MBS Newsletter
Posted by Michelle Anne Schingler
Readings: 1 Samuel 15:34 - 16:13; Psalm 20; Ezekiel 17:22-24; Psalm 92:1-4, 12-15; 2 Corinthians 5:6-10, (11-13), 14-17; Mark 4:26-34
The scriptures are keen to remind us that this world isn’t our highest home—reminders which were particularly welcome to me this week, as the news carried strains of worldliness which I, in no way, wanted to adopt as markers of my home.
The rhetoric around immigration is infrequently becoming, and this week its stores of acerbic denunciations were refreshed. My distress was deepened by the benign source of these angry outcries—the president’s decision to halt deportations of youth brought here not of their own volition, who’re simply trying to make their way in our nation.
The pundits called this amnesty—which it properly is not. The president has not promised to “forgive” old sins or provide paths to citizenship—he’s simply refused to punish people who have, themselves, not broken any laws (if laws may have been broken in their name). What the president did was compassionate; I’d be happy declaring it a sign of humanity, since “amnesty” doesn’t fit.
But I’m puzzled by our decision to villianize the term “amnesty” in the first place. Amnesty, properly, means the forgiveness of past offenses. As Christians, we believe we’ve benefited from the most generous, and undeserved, instance of amnesty imaginable: the death of God’s only child in the name of our eternal life.
When we act as witnesses for our God, it’s usually here that we begin: that God so loved the world that God’s only was given in our name, so that we’d not die in our sinfulness, but enjoy eternal life. We are humbled by this generosity; often, it is what propels our faith.
It is therefore stunning to me that any Christian would harden their hearts against worldly amnesty, which pales in comparison to God’s own—when we are supposed to replicate God’s love, to be beacons of it; and it horrifies me that any Christian would take it farther, to suggestions that anything resembling amnesty is corrosive, or should be repudiated—instead of insisting, as I think we all should, that amnesty be granted where it is befitting, and to the benefit of all of us. For how, as Christians, can we argue that cloudy souls build strong societies?

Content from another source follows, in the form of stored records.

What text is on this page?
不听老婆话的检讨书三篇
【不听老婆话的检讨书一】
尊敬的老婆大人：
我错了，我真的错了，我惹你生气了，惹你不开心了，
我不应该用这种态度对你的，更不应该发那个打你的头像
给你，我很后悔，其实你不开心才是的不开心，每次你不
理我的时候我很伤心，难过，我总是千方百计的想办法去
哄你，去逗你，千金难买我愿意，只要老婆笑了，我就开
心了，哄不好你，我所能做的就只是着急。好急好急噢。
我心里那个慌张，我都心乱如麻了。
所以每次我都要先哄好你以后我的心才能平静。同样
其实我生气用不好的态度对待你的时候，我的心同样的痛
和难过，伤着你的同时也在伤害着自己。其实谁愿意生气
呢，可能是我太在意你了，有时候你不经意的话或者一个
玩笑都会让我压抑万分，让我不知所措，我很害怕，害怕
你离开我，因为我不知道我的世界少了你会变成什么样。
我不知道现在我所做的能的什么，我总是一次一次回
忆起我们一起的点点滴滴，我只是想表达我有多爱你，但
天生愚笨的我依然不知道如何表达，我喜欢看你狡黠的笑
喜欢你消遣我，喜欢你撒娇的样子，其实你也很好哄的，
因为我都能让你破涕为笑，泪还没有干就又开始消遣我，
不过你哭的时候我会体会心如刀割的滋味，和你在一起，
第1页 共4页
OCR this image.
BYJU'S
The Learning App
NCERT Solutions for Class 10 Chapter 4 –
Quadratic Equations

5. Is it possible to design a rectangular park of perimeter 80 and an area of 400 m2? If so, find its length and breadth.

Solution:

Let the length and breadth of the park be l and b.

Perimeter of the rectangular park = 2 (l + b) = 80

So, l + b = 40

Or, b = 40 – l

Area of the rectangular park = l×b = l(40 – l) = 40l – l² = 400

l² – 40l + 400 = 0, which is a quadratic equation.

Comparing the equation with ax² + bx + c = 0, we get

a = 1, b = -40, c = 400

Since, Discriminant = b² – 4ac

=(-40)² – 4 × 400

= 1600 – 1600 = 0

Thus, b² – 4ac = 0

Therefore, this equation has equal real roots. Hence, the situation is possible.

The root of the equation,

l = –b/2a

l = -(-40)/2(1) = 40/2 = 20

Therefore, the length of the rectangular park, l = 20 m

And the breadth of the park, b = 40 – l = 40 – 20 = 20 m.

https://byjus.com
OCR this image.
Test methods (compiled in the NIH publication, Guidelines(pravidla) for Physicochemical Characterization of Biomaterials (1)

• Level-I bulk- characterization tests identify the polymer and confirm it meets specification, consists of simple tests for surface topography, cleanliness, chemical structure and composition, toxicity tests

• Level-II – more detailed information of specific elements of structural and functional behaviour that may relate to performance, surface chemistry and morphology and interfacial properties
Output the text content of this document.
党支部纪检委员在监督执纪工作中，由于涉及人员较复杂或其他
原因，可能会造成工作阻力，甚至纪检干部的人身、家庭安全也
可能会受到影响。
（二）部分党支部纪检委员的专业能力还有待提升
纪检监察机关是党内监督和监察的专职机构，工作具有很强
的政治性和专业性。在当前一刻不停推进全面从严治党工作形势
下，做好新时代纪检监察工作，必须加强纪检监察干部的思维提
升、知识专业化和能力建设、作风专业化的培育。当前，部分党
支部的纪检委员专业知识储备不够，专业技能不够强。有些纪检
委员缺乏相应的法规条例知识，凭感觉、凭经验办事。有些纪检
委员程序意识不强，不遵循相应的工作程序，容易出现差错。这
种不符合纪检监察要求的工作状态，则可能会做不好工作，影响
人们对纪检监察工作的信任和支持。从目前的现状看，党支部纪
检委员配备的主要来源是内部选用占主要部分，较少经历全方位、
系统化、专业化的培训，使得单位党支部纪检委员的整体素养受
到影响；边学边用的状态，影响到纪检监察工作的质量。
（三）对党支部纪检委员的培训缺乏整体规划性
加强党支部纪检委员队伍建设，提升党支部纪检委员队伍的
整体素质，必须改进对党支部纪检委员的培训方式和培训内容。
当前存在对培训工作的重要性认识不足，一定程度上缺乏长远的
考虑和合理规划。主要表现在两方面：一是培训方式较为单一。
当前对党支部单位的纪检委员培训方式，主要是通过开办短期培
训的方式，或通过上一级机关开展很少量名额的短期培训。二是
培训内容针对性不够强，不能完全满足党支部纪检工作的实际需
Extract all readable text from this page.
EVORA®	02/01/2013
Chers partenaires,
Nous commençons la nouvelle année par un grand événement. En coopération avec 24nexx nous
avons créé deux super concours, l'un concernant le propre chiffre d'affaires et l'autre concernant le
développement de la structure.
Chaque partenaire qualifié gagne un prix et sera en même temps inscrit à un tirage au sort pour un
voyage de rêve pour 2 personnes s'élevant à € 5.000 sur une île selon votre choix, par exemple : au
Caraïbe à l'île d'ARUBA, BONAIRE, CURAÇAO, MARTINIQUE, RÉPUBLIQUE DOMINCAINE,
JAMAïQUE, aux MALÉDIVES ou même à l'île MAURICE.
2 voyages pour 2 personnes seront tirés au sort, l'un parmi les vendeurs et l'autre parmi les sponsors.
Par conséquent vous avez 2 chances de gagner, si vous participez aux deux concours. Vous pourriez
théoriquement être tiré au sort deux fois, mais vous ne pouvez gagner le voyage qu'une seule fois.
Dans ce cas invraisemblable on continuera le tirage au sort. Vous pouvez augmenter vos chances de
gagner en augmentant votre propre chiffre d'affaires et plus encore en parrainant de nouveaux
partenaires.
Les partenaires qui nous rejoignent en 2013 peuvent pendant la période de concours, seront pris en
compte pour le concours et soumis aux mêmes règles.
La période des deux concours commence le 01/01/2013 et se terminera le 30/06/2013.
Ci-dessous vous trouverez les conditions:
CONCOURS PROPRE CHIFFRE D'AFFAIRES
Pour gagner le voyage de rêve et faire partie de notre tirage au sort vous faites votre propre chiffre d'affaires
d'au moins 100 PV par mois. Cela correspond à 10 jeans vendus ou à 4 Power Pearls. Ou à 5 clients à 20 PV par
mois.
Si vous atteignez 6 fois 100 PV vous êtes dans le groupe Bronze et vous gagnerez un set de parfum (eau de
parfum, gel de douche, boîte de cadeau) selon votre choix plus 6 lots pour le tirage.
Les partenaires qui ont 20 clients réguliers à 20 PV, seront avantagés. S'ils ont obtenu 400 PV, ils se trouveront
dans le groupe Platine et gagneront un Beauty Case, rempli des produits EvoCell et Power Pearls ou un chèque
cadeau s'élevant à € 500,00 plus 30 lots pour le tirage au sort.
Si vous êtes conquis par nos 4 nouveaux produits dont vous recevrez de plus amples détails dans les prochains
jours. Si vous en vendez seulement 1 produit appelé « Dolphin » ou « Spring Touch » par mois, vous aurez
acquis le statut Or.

We hear from Paul this week that life in Christ abolishes in us the world of men, and brings us into new creation (2 Corinthians 5:17). Here, all beings are revealed to be equal—because Christ died for all, because the sacrifice was for all equally. “From now on, we regard no one from a human point of view,” Paul says (2 Corinthians 5:16)—which this week, I heard as a call against elevating what man has made above the ways of God.
We are to walk by faith, not by sight—to center our focus elsewhere, to construct our values with Heaven in mind (2 Corinthians 5:7). Perhaps, then, we should use these moments as opportunities for personal reflection: should stop, pause, close our eyes, and ask ourselves, in all genuineness, what God would do in our shoes.
I have supported the Dream Act, and legislative moves like it, because I am convinced that such decisions please God—whereas older immigration policies, or some of the more heinous proposed policies, never could have. There are no quotas in Heaven; there are no impenetrable, or electrocuted, fences around its borders to hold those who earnestly seek it back; and I cannot imagine that God would post sentries in the desert before the Promised Land, to great travelers with guns and rigidity, rather than a draught of water, a bit of respite.
God called manna down from heaven to sustain those travelling to find new homes; God never, in my reading of the scriptures, greeted anyone seeking with a screeched “Go home!” God is our home; that home is recalled, in part, in instances of human compassion.
Like the Dream Act. Like not punishing seeking youth for decisions they did not make; like not alienating the innocent. We are to open our homes, we are the welcome sojourners, we are to love without reservation.
The president granted no one amnesty this week, though I would not have participated in these declamations had he done so—since, as Christians, we are called upon to champion amnesty, to further it where we can, and to count those who offer amnesty amongst our brethren. I look to all leaders who call themselves Christian to regard amnesty as virtuous, to not call it antithetical to our national well-being.
We cannot spend our Sundays thanking God for gifts whose counterparts we deny to others. Not if we’re invested in our own integrity. We know that double-talk is not pleasing to God—and it is our aim to please God, as Paul reminds us: “For all of us must appear before the judgment seat of Christ, so that each may receive recompense for what has been done in the body, whether good or evil” (2 Corinthians 5:10).